# Rotating amber light or flashing stroke amber light...



## Jguck25 (Oct 30, 2009)

Which would everyone reccomend as the best plowing light? I am looking at either of these too lights.. 
http://www.vlsusa.com/cgi-bin/vlsusa/G7MA.html

OR

http://www.vlsusa.com/cgi-bin/vlsusa/G1PA.html

I Was also looking at this light too

http://www.copsplus.com/prodnum4139.php

Last year I had a revolving amber light but it broke and i was justwondering everyone else opinions on these three lights..
Thanks guys


----------



## Grn Mtn (Sep 21, 2004)

I feel most people associate the rotating light with plowing and are more likely to pay attention, strobes are more annoying and the older you get the more you hate them, since your clients are probably older, this may be food for thought.

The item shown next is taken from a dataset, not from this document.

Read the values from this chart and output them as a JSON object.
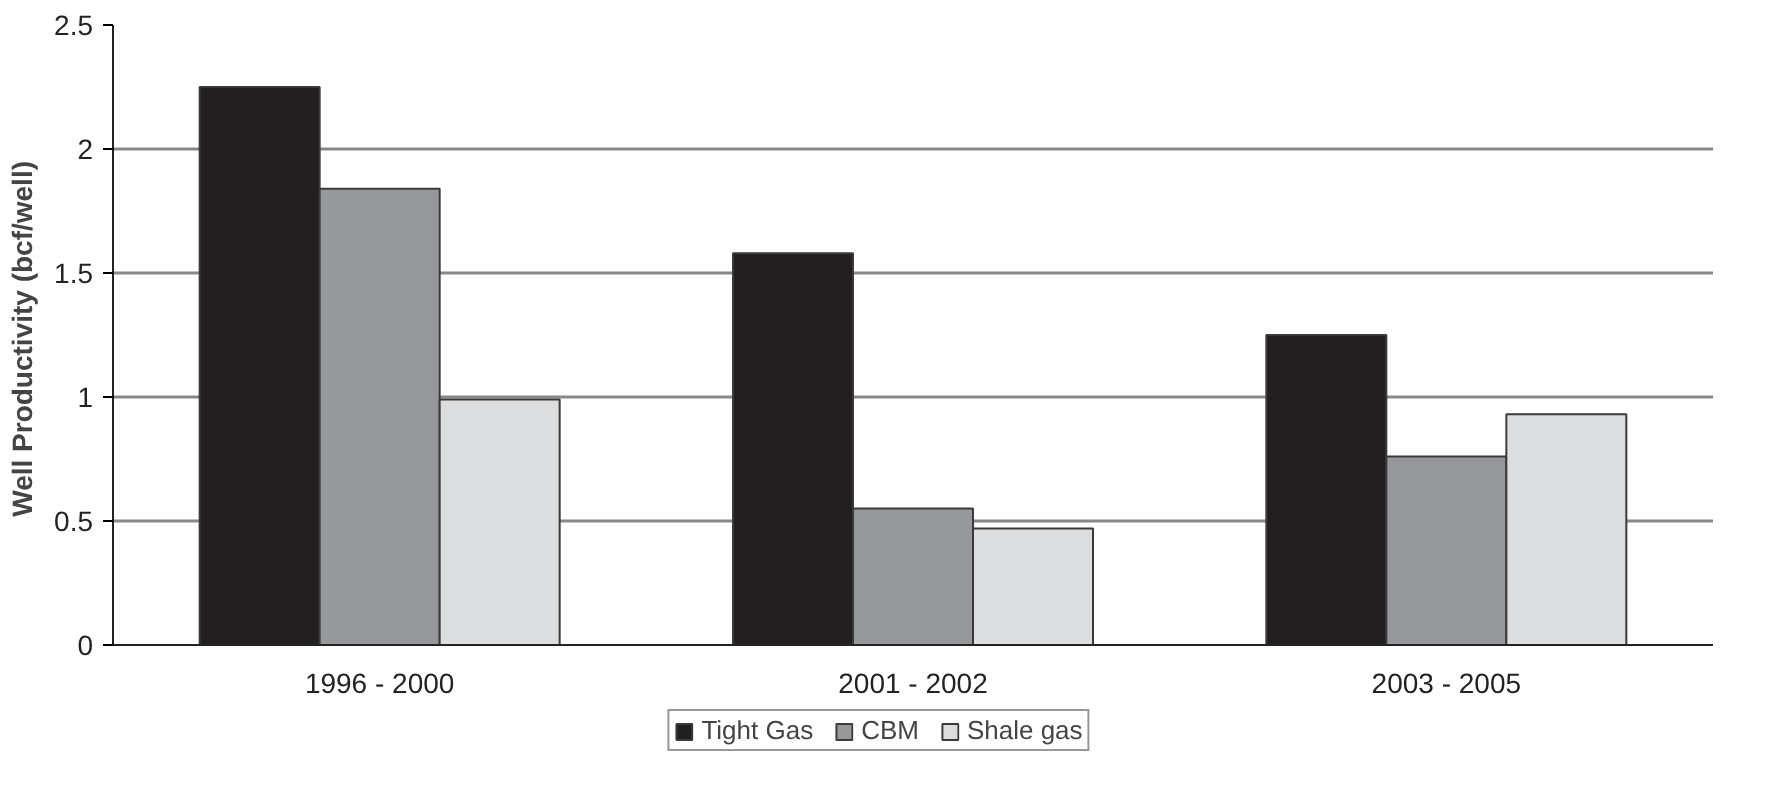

when I see a slow single rotator reflecting off the houses I know a town plow is coming. if its a double i know a plow contractor is near. Strobes to me says emergency vehicle.

I had a federal signal dual 55w halogen that was suction cup over magnets, worked great and didn't scratch.


----------



## Jguck25 (Oct 30, 2009)

Good point, I hadnt thought of that. Would you reccommend the Code 3 or the wheelen?


----------



## bltp203 (Nov 5, 2006)

I have both, one on each truck and I have to say I like my strobe unit better. The rotator gets noisy after awhile and there are just too many moving parts to break. 

I would think the color of the lights would dictate to someone what kind of vehicle is coming, not if they are strobe or rotating.


----------



## KL&M Snow Div. (Jan 2, 2009)

Around here all the plow trucks either run amber LED's or just use their four ways. But in my opinion I think anyone working in adverse conditions for a living should have some decent warning power. I prefer LED's over halogen or strobes anyday.


----------



## southshoreplow (Nov 16, 2009)

My personal opinion is rotators. Much better signal in snow and rain .


----------



## Too Stroked (Jan 1, 2010)

Rotator advantages include great "pop", long range visibility, low cost and great at melting snow and ice. Disadvanatges include high current draw and noise as they wear due to moving parts.

Strobe advantages include decent "pop" and long range visibility with relatively low current draw. Disadvantages include some noise from the capacitor recharging after every flash and limited ability to melt snow and ice.

LED advantages include very low current draw, silent, ability to select different patterns and (depending on pattern) great ability to get your attention. The main disadvantage is high cost and about zero ability to melt snow and ice.


----------